The massive watertight doors were closing as Helmut sprinted toward the main tunnel. He heard shots and willed his leaden feet to lengthen their stride.
Just as he twisted sideways between the doors, a pain tore through his right arm. He fell to the ground as the doors clanged shut. Over the pounding of his heart, he heard a muffled clap overhead. The main tunnel charge.
“Oh God, no!” He staggered to his feet and tried to run. The concrete pavement turned to quicksand. Air pressure popped his ears and pressed his chest.
He breathed in hard and jumped. The dark green folded over him.
He floated, seeing nothing, but hearing and feeling the roar of the flood. He felt the tunnel walls brush his hands.
He saw light, a dim greyness all around. He recognized it and shouted helpless bubbles as he slammed into the gate.
The light went out.
He opened his eyes.
The gate rose above him, black steel highways converging against brilliant clouds. He was wet. So was the rough tongue scraping his cheek.
Lupo, Carla’s sheep dog, was pushing his snout through the bars.
He lay still. Was this a dream? A dull ache grew in his buttocks and right arm. He heard the dog’s whimpering and smelled the rotten meat on his breath.

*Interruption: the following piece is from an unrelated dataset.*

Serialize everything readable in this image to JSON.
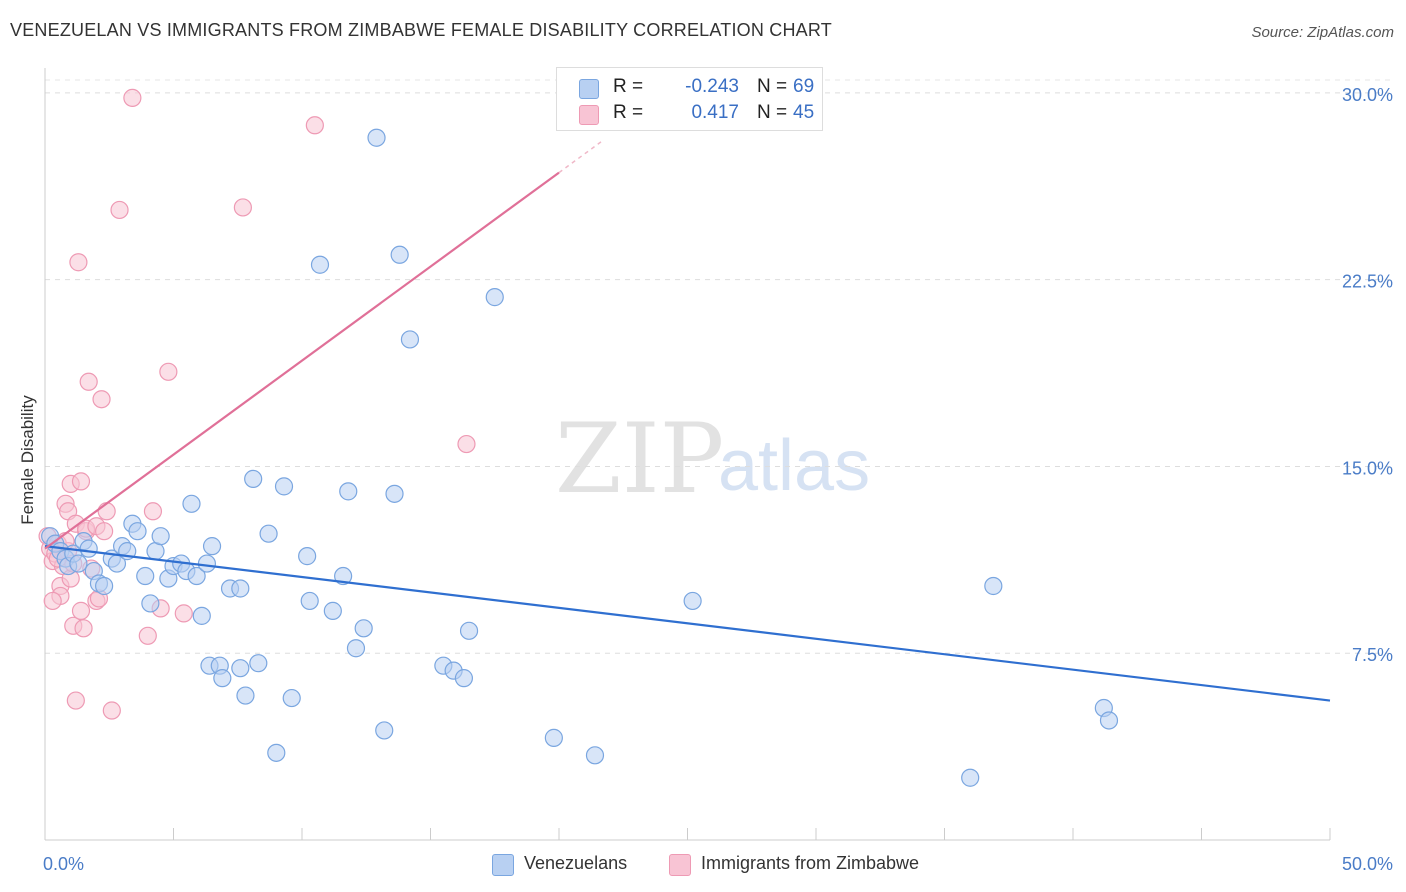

He tried to stand up, but a knifing pain made him gasp and fall back. He tried again, slowly, grabbing the bars with his left hand.
Leaning against the gate, he took in the scene around him. The tunnel was rinsed out clean. The deep part would stay flooded until the Allies pumped it out. The guard shack and the wire fence had disappeared. A spare generator crankcase pan was wedged in the bars above him, deformed by large dents.
He pulled himself to the lock and paused to catch his breath and let the pain subside. The dog ran back and forth, jumping and barking.
Enrico Crassi reached into his coveralls and grinned broadly at the happy canine. The gate key was still there, and he was going home.